Aos 26 anos, Bassouma, a personagem-título de “Basma”, volta de Los Angeles para Jidá, sua cidade natal, na costa leste do Mar Vermelho, com muito mais que saudade e um fio de esperança na mala. A louvável estreia de Fatima Al Banawi na direção reflete um fenômeno cada vez mais recorrente no cinema do Oriente Médio: certas histórias fazem muito mais sentido quando contadas por quem as vive na carne. Al Banawi empresta corpo, intelecto e, o principal, uma alma sensível e atenta para a protagonista, visivelmente sem norte ao ter de voltar à Arábia Saudita sob o pretexto de realizar uma pesquisa para o doutorado em engenharia ambiental, mas sabe que esse regresso é, na verdade, um acerto de contas com o lugar de onde veio, com o passado, com a família. Consigo mesma.
Se a vida tem surpresas, o amor não é nada menos que o encadeamento de fenômenos em que a subversão da lógica é a única lei. Como as ilusões nunca precisaram de justificativa ou licença, a humanidade permanece se deixando levar por uma ideia de mundo perfeito que, claro, contempla em grande medida, na maior medida possível, o conceito do amor como uma força verdadeiramente poderosa, e como tal, refratária a todo mecanismo de controle.
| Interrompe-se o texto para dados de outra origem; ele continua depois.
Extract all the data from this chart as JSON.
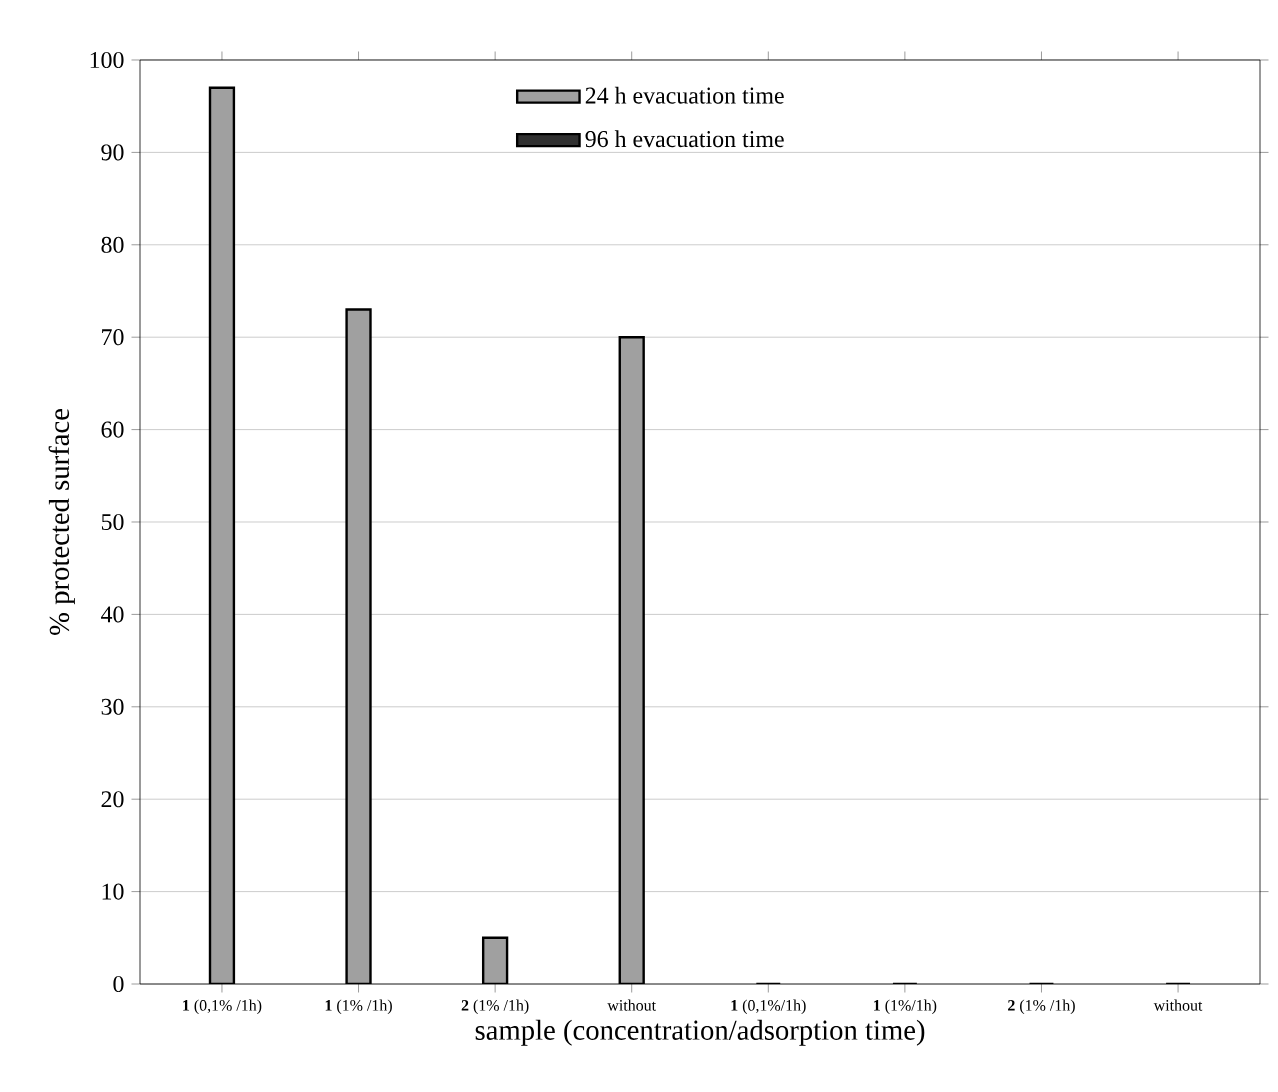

Basma chega a Jidá ansiosa por reencontrar o (agora barbudo) irmão, Waleed, de Mohammed Fawzi, Kaabur, o fantoche verde que leva no carro sabe-se lá por que, e sua nova família, os sobrinhos pequenos, e a cunhada. A diretora-estrela-roteirista assenhora-se dessa figura ambígua tal como já o fizera em “Barakah com Barakah” (2016), a comédia romântica do patrício Mahmoud Sabbagh ovacionada pela crítica e queridinho do público no Festival Internacional de Cinema de Berlim, desbastando a selva de espinhos que se tornou a convivência dos pais, por um motivo sobre o qual vai debruçando-se aos poucos.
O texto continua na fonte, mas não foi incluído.